Pensar, pode. Não pode é fazer
Assista à entrevista: https://youtu.be/jmfrN8-ANhE.
Foi a hashtag #forçacorona que nos levou de volta ao divã do psicanalista Christian Dunker, professor titular do Instituto de Psicologia da USP, youtuber e autor de obras como "Estrutura e Constituição da Clínica Psicanalítica" - vencedor do Prêmio Jabuti na categoria de melhor livro em Psicologia e Psicanálise de 2012 -, e "O Palhaço e o psicanalista", com Cláudio Thebas.
Dunker identificou reações emocionais distintas e possíveis, entre os mixed feelings dos 70% e a retomada da narrativa do ídolo que mais uma vez vai superar todas as adversidades, dos 30%...
"Estamos sedentos por isso. Que morra o Bolsonaro besta no inferno, ignorante, e que nasça um Bolsonaro iluminista, esclarecido, que aprende com a experiência. Tomara que ele veja que estava falando coisas erradas, e mude de opinião".
"Gandhi proporia algo como uma vigília, com todos de máscara, com distanciamento social, com todas regras que o sujeito não cumpriu, em um silêncio obsequioso pela falência de nosso sistema e as mortes ocorridas. Ou seja, lembrando as duas coisas".
"Um bom ídolo não é exatamente perfeito. Tem um momento que ele vacila, é ameaçado, e por isso precisa de sua proteção. Para muitos, é uma ocasião de refidelização com o ideal. Isso aumenta o poder simbólico da pessoa".
"A facada e a doença dialogam - 'eu tenho inimigos que são reais, não é invenção minha a perseguição. Mas eu sobrevivo'. Você vai de um acontecimento real para uma nuvem imaginária".
"É uma alavanca sem dúvida para mostrar como eu sobrevivo aos meus inimigos, e os meus inimigos são como eu falo que são - eles são derrotáveis pela cloroquina, não são tão fortes assim".
"Isso tudo compõe com uma certa narrativa religiosa. Cristo também foi perseguido. Não é fácil você dizer assim, eu estou aqui como Cristo. Tô revivendo a coisa aqui e agora.
No caso, não é uma alegoria, não é um símbolo, uma referência para a gente interpretar isso como um Jesus espiritual, diferente do Jesus histórico. Os dois estão fundidos. A guerra do bem contra o mal não está no outro mundo, está no aqui agora. Os heróis são esses que você pode ver. Você pega a teologia e desce ela para o chão da fábrica".

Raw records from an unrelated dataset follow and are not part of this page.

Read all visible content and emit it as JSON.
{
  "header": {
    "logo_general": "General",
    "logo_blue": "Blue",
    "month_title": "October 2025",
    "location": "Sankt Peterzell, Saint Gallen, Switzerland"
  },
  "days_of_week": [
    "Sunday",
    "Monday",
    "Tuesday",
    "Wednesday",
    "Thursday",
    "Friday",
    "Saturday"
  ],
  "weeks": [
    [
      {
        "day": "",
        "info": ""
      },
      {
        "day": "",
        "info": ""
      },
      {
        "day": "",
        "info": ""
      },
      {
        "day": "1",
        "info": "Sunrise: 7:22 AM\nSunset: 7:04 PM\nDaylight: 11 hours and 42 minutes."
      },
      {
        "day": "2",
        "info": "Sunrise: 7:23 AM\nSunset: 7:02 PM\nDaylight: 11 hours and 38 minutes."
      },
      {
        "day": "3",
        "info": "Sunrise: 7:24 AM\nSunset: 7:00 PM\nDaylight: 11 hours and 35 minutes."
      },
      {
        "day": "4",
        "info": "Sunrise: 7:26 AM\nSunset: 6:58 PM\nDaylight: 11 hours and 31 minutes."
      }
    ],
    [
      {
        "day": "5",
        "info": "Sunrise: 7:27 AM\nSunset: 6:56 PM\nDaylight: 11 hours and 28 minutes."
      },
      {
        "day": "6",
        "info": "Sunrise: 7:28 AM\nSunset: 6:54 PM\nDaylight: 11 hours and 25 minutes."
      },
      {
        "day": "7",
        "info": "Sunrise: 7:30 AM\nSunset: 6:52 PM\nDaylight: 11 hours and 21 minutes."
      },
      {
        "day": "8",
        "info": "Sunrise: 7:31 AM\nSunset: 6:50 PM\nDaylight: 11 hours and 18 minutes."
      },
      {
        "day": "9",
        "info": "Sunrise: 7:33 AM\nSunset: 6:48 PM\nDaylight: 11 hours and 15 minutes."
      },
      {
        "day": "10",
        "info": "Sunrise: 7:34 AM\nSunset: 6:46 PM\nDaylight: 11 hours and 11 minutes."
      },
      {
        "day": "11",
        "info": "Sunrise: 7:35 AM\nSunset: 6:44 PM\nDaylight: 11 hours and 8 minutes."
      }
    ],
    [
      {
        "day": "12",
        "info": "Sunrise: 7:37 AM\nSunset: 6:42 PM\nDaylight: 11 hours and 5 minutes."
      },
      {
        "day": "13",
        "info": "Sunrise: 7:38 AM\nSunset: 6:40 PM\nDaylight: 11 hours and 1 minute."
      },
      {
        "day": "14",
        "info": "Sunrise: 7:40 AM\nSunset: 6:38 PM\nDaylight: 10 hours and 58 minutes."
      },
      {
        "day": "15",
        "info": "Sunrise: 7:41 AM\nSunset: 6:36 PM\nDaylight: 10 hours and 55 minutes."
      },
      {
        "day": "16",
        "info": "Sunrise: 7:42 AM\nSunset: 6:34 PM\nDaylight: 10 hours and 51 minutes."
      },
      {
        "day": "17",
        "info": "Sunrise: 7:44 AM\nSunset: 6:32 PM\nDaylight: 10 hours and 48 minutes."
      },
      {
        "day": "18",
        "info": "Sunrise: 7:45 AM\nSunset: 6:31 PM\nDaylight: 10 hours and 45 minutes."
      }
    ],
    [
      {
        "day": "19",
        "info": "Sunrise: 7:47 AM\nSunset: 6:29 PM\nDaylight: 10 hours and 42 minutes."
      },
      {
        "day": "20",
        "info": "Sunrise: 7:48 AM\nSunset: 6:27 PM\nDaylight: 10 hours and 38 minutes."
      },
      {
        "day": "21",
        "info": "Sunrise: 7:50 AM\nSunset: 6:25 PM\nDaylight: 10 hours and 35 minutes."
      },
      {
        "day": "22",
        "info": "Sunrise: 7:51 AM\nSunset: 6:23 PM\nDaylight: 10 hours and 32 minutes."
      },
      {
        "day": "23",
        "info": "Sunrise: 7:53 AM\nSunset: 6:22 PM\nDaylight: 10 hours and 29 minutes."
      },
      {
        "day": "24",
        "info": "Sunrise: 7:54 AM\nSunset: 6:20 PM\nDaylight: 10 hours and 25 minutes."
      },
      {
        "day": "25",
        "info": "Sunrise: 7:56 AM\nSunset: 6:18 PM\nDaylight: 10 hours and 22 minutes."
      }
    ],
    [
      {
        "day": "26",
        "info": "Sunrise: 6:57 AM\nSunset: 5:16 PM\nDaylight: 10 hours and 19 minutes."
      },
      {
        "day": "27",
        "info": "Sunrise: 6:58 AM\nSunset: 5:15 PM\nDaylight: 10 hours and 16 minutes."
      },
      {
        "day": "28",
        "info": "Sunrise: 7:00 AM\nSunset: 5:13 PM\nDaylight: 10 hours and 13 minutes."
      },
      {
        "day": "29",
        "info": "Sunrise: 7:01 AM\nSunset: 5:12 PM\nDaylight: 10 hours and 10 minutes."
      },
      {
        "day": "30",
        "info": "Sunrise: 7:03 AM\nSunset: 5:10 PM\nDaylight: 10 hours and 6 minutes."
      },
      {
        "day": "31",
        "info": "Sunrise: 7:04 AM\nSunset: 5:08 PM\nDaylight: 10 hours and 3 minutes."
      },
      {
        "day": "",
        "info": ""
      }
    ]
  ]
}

"Já para outros, mixed feelings. Sentimentos nobres e não tão nobres. Desejar a morte do outro, em si, não é patológico. Pensar, pode. Não pode é fazer. Dizer que a verdadeira pessoa boa não tem esse sentimento - isso sim é patológico. Ela tem, sim. O que difere é o que ela faz com isso".
"Hélio Schwartzman retoma um problema da filosofia da ética. É um problema que se discute com toda dignidade. Você tem que agir para diminuir perdas. O que ele está dizendo é que Bolsonaro é um agente de mortes no Brasil, e ele tem argumentos para isso. Vamos torcer para que o Bolsonaro morra, para que a gente tenha menos mortes no Brasil".
"Vamos falar a língua do outro. Esta língua tolera desejo de morte, hostilidade. Isso é fundamental na retórica bolsonarista. Eu não estou violando regras que foram colocadas por esse discurso".
"Não posso deixar de pensar que o Brasil precisa de outro presidente. Esse cara precisa sair. 70% da população pensa mais ou menos assim. Sair desse jeito é como se fosse a solução mais extrema. Esse pensamento de 'deve morrer' é muito compreensível. A gente sente isso inclusive com relação a pessoas queridas, que a gente ama de paixão".
"A necropolítica aparece na microatitude das pessoas. Por exemplo, na ideia às vezes muito exagerada, de que preciso de um carro blindado. Porque é muito perigoso lá fora, porque micróbios vão entrar. Porque as pessoas vão me atacar".
"Quem se recusa a olhar para a história se condena a repeti-la. Aquilo que você não quer saber, vai voltar. Vai aparecer nos seus sonhos, nos sintomas, nos fracassos relacionais, nas repetições. Recusar a ver as notícias é uma positividade tóxica. Não faça. Se você quer viver em um condomínio, vá. Só que não vai dar certo. O jornal que você não quer ver na frente vai entrar de outra forma na sua vida".